An excellent piece on the state of the multi-family market from Co Star. Despite the recent surge in new construction, vacancies are lower, rents are higher, and demand shows little sign of slowing.
This trend is expected to continue for at least the next several years. From the article:
Despite concerns over the large number of new apartment units being built across the country and high market valuations, the multifamily rental market continues to hum and may be on track for several more years of growth, according to the latest Freddie Mac Multifamily Outlook.
The multifamily sector was the first to recover following the Great Recession and new supply has been coming online at elevated levels ever since the 5-year streak of robust growth began.
Freddie Mac doesn’t see that abating any time soon. In fact, the government-sponsored entity reports supply will continue to enter the market at elevated levels and reach higher levels of apartment completions not seen since the 1980s….

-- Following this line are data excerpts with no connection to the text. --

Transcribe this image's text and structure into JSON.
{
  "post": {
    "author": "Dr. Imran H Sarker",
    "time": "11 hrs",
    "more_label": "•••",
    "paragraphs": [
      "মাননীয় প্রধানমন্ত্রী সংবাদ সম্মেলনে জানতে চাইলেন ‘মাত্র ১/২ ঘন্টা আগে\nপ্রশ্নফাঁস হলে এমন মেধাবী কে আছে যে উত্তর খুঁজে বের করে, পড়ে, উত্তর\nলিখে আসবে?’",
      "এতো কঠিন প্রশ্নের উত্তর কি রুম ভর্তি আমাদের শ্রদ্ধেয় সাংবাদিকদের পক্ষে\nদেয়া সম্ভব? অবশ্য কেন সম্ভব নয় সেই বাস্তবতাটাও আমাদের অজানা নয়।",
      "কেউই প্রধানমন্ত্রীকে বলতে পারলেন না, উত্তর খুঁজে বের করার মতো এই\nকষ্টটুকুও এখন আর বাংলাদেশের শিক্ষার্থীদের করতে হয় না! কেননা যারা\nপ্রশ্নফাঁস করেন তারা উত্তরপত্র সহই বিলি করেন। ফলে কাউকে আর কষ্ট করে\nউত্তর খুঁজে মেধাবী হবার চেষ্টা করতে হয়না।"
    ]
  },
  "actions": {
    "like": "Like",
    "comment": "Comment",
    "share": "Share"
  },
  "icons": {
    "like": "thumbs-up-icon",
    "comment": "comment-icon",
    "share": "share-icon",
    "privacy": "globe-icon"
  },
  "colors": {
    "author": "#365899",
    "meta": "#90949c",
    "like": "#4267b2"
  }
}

As of this summer, CoStar data showed national vacancies dropping below 4%, with year-over-year same-store rental growth at a solid 3.9%. Demand was holding up stronger than expected, extending the supply-demand balance.
If supply growth doesn’t accelerate further, or slows down while developers consider new projects, the current trend could keep vacancies low while bringing rental growth close to or above levels observed during the 2012 peak, according to analysts with CoStar Portfolio Strategy.
The current economic environment continues to favor renting over owning and that trend is supported by the most recent U.S. Census Bureau data and CoStar analysis.